For the first time she experienced a touch of relief that she could approach the group without defiling it by the presence of a male. She'd pause the program-since Niall seemed to talk without any cues from her. Quite likely she wouldn't have as much trouble this time persuading them to seek whatever hidden shelters the planet might provide. Possibly the fact that she had saved them once before would weigh in their obedience to her urgings to make themselves as scarce as possible when the Kolnari arrived. Whatever! She wouldn't let them be victims to Kolnari rape and brutality. And Ravel was only a minor detour from the way to Regulus. She not only felt better to have something useful to do after going into a fugue over Niall's death but also was revived by the need. As she had been needed at Ravel, as Jennan's father had been at Parsaea. True tragedy occurred when those who could have helped were not there when needed. She was here. She was needed. Vigor flowed through the tubes that supplied her nutrient fluids.
"Feeling on form, are you?" the holo asked brightly. "Thatta girl! We gotta do what we gotta do. Data suggests that there'll be a lot of small settlements, cloisters they call 'em. They've increased their population from the Chloe figures." He sighed. "There isn't enough of the geo-ecological survey to show possible refuges. Planet's high on vegetation though."
"Lots of forests and lots of mountains and valleys. Plenty of cover if they separate. Make it that much harder for the Kolnari to tag 'em even from the air. That is, if they keep their wits about them," Helva said, charged with hope. "They need only lie doggo until the Fleet arrives."
"That is"-and the holo's tone was cynical-"if the Fleet has any squadrons near enough to send in timely fashion or decides such a splinter group is worth saving. I've never heard of their type of Faith… the Inner Marian Circle. Who's this Marian they worship?"
"In this case, 'marian' is an adjective and refers to Mary, mother of Jesus."
"Oh… and what's an inner circle then?"
"I don't know and it scarcely matters, does it? We have to warn them."
"Maybe there isn't anyone left to warn," Niall suggested. "Hey, did you just say they've increased their population from the Chloe figures? How does a celibate religious order perpetuate its membership?"
"Converts," she suggested. She often had wondered how such minorities did manage to continue to practice a faith that rejected procreation as a sin. "There was a new shipment forty years ago."
"Ach!" and Niall dismissed that. "Even if they converted preteens, how could the present inhabitants run fast enough at fifty-odd years to escape galloping Kolnari?"
"Parthenogenesis?" she suggested.
"That is, at least, virgin birth." And he snickered.
"That would go with the theories about Mary."

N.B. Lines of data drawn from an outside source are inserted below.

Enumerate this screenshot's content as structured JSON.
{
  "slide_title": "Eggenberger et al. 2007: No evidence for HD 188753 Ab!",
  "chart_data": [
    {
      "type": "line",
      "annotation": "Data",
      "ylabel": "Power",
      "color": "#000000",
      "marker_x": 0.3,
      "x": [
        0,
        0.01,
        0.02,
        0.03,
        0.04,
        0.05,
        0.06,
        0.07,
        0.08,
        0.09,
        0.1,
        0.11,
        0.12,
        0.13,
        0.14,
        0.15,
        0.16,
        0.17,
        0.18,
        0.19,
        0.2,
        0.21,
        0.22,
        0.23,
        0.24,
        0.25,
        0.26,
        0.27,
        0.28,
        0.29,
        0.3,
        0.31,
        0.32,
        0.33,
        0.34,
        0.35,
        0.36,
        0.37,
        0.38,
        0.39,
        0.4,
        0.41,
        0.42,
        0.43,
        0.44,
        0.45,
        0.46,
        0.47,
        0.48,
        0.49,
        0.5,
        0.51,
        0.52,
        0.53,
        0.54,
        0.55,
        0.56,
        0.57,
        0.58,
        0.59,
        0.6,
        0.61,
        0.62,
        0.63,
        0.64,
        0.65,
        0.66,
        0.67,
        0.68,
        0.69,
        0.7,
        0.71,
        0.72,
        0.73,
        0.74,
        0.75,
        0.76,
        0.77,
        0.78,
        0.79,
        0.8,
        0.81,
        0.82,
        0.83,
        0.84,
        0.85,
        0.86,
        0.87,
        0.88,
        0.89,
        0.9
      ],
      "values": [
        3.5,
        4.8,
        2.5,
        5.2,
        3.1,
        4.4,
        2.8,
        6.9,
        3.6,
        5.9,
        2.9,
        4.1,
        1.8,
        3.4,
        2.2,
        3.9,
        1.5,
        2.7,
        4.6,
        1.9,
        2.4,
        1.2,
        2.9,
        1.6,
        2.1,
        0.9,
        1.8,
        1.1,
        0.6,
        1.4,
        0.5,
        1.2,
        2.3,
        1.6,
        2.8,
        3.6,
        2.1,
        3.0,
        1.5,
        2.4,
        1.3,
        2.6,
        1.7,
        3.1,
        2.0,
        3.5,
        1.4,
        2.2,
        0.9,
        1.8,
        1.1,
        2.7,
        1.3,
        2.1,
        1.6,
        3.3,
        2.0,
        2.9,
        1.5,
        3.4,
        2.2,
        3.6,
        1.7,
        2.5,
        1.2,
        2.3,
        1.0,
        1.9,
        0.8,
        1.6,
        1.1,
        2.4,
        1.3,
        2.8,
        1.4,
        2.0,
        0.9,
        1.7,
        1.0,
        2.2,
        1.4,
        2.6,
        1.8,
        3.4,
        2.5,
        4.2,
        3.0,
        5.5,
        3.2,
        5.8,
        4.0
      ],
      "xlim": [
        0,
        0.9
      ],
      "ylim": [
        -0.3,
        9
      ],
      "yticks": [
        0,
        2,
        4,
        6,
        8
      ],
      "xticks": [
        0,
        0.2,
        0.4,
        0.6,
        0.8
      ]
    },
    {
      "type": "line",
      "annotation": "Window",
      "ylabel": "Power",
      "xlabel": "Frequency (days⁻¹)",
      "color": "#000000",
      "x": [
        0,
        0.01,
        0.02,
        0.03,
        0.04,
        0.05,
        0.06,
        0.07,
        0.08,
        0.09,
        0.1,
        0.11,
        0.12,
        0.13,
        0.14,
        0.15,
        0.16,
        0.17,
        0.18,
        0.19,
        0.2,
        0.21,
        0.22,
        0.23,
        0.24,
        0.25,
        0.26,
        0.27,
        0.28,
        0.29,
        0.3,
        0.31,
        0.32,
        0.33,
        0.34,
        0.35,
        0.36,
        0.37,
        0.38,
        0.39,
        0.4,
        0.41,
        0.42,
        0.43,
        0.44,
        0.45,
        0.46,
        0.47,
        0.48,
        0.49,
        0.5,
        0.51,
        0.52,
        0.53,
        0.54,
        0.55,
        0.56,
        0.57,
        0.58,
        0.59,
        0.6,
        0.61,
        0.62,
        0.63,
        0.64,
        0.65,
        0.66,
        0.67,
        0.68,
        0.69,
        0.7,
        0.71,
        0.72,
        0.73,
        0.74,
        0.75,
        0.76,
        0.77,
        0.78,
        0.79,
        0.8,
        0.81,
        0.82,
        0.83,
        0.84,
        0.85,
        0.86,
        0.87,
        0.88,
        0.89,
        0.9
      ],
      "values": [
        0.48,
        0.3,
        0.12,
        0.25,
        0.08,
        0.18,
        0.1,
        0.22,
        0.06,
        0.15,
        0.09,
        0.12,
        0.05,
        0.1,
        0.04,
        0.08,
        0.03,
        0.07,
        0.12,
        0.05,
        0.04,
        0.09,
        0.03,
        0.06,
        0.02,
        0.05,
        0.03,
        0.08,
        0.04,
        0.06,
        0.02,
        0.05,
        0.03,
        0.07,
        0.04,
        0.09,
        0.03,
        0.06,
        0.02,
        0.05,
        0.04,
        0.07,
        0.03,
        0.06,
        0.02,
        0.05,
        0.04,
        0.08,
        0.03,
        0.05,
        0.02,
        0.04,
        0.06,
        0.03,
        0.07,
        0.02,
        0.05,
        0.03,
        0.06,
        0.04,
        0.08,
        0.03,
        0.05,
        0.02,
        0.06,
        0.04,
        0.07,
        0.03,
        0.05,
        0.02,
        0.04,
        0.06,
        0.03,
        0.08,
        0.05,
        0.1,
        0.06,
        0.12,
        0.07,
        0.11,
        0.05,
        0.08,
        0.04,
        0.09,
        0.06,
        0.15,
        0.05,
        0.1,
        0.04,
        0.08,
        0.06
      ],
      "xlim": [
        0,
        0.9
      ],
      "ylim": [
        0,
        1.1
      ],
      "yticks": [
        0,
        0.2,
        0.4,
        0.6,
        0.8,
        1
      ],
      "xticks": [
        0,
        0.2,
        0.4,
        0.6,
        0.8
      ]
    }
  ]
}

Niall snorted. "That was just the first recorded case of exogenesis."
"Possibly, but it doesn't detract from the Messiah's effect on man… and woman… kind."
"I'll allow that."
"Big of you."
"To the realities, woman," he said, stirring forward in his chair. "First we have to find out if there's anyone to rescue. AND if there's any safe place to send them so the Kolnari don't get 'em until the Fleet heaves into sight. I wouldn't wish that bunch on my worst enemy… Even my second-worst enemy."
Helva had been scanning the file on the Kolnari. "They might be looking for a new home base. Central Worlds sterilized their planet of origin."
"Then let's not let them have this Ravel, which seems to be a nice planet. Wouldn't want the neighborhood to go to such dogs…"
"They have an indigenous sort of canine on Ravel. Have you been speed-reading ahead of me again?" she asked, surprised because the list of local fauna was just coming up for her to peruse.